A LETTER FROM THE FRONT
© Brian Beesley
Winner, 2011 'Coo-ee March Festival' - Coo-ee March Section, Gilgandra, NSW.
Dear Mum and Dad, how are you both? Still anxious I suppose.
The years have drifted slowly from the day I caught a rose
while marching down that long and dusty, winding, western track.
My hopes remain this war will cease and I’ll be coming back.
Those eager Coo-ee ranks, which stood in Miller Street that day
are much depleted now, because ol’ Fritz got in our way
at Mouquet Farm and Pozières and also at Fromelles,
where we became acquainted with a first-hand glimpse of Hell.
It only took one battle under heavy German fire,
and loss of trusted mates like Billy Hunter and Maguire,
to make me understand about the rank stupidity
of fighting someone who, in peace, would share a beer with me.
The blind belief in noble causes running through my head,
encouraged by the Rev’rand’s speeches, now is surely dead.
The milling crowds, the sights and sounds on that October morn,
when Gil rejoiced with fervent pride, have also thinly worn.
But after all I’m in this war, a Coo-ee through and through
and would not shirk my duty to my Company or you.
That’s how this game pans out you know, it’s mate looks out for mate,
a bond of sheer ‘esprit de corps’, to numb the hand of fate.
We’re holed up in a little town called Villers Brettoneux,
the word ‘round here says Fritz is building up for one last show.
I guess this place won’t count for much when all the fighting’s done,
unless the locals glorify our stance against the Hun.
We have a new Commander now; I can’t recall his name,
they say he’s pretty savvy at this dreadful killing game.
His background’s engineering and he doesn’t suffer fools;
he’s one of us and has no time for English public schools –
which makes me think this conflict has a strong patrician ring,
so now we fight for one another, not for God or King.
Our losses are appalling; hardly any ground is claimed –
I wonder if those two look on and ever feel ashamed.
We got the news some time ago that Captain Bill had died;
he passed away in hospital embraced in Coo-ee pride.
And yet I doubt his patriotic view would be as clear,
if he had made it to the Front and seen the slaughter here.
Remember Leslie Greenleaf, that young Pommy mate of mine?
He featured in some action when he came back to the line.
Our Company was ‘called-up’ overnight. When morning crept
across our Front, we heard a soldier scream, so Greenie leapt
out of the trench and ran, with nothing but a haversack,
toward the chilling, woeful sounds and brought the beggar back.
Turned out to be our Captain, with his leg all shot to bits,
now Greenie’s tunic models courage where a medal sits.

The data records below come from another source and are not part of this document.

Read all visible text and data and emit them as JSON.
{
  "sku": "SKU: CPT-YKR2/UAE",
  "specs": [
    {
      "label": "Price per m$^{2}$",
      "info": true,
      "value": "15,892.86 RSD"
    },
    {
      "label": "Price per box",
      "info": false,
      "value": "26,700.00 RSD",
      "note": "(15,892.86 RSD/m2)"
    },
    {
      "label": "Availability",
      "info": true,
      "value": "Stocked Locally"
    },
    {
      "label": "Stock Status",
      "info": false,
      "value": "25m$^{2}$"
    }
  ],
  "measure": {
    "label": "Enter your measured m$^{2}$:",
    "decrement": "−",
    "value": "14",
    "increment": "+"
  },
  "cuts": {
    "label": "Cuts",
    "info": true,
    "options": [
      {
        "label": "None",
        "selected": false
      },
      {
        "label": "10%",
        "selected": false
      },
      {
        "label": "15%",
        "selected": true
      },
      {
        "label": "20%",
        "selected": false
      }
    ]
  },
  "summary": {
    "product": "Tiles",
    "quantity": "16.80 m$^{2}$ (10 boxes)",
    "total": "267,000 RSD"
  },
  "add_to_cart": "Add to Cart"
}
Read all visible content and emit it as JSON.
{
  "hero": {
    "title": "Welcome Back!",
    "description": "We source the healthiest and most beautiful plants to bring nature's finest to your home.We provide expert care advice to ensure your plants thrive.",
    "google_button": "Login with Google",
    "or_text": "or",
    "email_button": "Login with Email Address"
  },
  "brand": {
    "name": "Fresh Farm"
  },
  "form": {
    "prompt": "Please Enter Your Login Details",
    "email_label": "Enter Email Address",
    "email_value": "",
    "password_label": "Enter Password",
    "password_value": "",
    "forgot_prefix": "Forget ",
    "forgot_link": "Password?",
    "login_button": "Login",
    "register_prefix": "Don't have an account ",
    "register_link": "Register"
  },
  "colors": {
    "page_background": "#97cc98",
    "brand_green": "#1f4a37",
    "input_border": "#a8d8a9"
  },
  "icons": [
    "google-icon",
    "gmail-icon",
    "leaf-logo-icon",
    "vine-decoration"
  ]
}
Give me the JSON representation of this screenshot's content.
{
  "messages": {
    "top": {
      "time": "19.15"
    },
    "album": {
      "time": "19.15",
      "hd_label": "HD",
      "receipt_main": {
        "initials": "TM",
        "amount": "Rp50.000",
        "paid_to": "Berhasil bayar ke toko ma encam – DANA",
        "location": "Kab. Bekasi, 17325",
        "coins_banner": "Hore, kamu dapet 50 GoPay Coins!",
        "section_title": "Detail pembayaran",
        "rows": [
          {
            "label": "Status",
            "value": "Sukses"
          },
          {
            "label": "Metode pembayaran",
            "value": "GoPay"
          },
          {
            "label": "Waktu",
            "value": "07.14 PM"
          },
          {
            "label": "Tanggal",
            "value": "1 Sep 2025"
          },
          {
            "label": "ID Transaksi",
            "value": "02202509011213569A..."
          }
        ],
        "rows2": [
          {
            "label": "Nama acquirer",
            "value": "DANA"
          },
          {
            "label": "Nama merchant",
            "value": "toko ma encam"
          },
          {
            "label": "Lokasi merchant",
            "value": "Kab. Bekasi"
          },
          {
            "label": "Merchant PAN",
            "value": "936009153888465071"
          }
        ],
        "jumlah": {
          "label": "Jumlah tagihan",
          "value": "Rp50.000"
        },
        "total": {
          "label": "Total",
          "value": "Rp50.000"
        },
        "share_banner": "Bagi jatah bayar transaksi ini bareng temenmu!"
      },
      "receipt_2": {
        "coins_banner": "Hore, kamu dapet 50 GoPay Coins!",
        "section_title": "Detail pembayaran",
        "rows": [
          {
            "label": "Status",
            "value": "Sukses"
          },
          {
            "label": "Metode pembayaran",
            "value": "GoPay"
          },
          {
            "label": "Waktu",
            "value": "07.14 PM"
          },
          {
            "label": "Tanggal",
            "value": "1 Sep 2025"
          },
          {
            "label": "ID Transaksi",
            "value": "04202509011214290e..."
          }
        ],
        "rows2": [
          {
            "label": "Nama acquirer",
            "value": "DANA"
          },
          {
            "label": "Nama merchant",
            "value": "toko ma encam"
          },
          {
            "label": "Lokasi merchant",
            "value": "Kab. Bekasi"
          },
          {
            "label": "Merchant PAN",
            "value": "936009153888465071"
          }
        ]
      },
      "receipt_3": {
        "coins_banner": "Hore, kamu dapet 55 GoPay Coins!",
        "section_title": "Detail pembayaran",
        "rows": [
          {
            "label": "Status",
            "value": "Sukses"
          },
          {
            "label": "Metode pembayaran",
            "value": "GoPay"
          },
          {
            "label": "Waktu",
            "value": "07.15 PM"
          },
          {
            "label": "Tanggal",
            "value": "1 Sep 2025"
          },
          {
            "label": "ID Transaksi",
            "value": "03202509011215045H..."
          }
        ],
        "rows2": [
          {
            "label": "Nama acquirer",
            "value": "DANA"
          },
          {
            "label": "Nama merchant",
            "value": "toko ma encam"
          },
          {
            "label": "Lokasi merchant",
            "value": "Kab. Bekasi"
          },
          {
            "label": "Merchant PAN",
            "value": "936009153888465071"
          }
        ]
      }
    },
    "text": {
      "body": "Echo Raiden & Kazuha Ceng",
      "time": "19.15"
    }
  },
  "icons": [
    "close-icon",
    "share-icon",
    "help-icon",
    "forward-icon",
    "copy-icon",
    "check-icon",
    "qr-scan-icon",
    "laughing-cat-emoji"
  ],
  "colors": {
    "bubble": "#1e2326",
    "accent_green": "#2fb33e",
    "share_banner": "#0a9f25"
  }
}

An eerie silence sweeps across the lines before stand-to;
it’s then my thoughts drift homeward to Gilgandra and the view
across that endless, sunlit plain, where sheep and cattle run;
perchance I’ll see it one more time before my days are done.
And yet this place has changed us all – for better? I’m not sure.
I only know we’ll take some frightful mem’ries from this war –
the constant crump of groaning guns; the raging battle’s noise;
the tortured face of wounded men who, yesterday, were boys;
the wretched mud; the crawling lice; the searching Maxim guns –
I think the dead and buried are indeed the lucky ones.
But spare a thought for Fritz as well, our sufferings are his,
and if there’s something worse than death, then I know what it is.
I’m sorry if I’m sounding apathetic and depressed;
I need to write to get this hellish madness off my chest
but as the war drags on to please the bootless Chiefs-of-Staff,
more women weep while staring at a cherished photograph.
I often look back to that day, in front of Garling’s store,
when I was one of ‘Hitchen’s own’ committed to this war;
a war that feeds off sacrifice made freely by good men
but those returning must ensure it never dines again.
I know the ‘Brass’ will censor most of what I’ve written here
but never mind, they tell us that the end is almost near.
The war has broken Fritz at home; four months will see it won.
So until then, God bless you both, love Jack, your faithful son.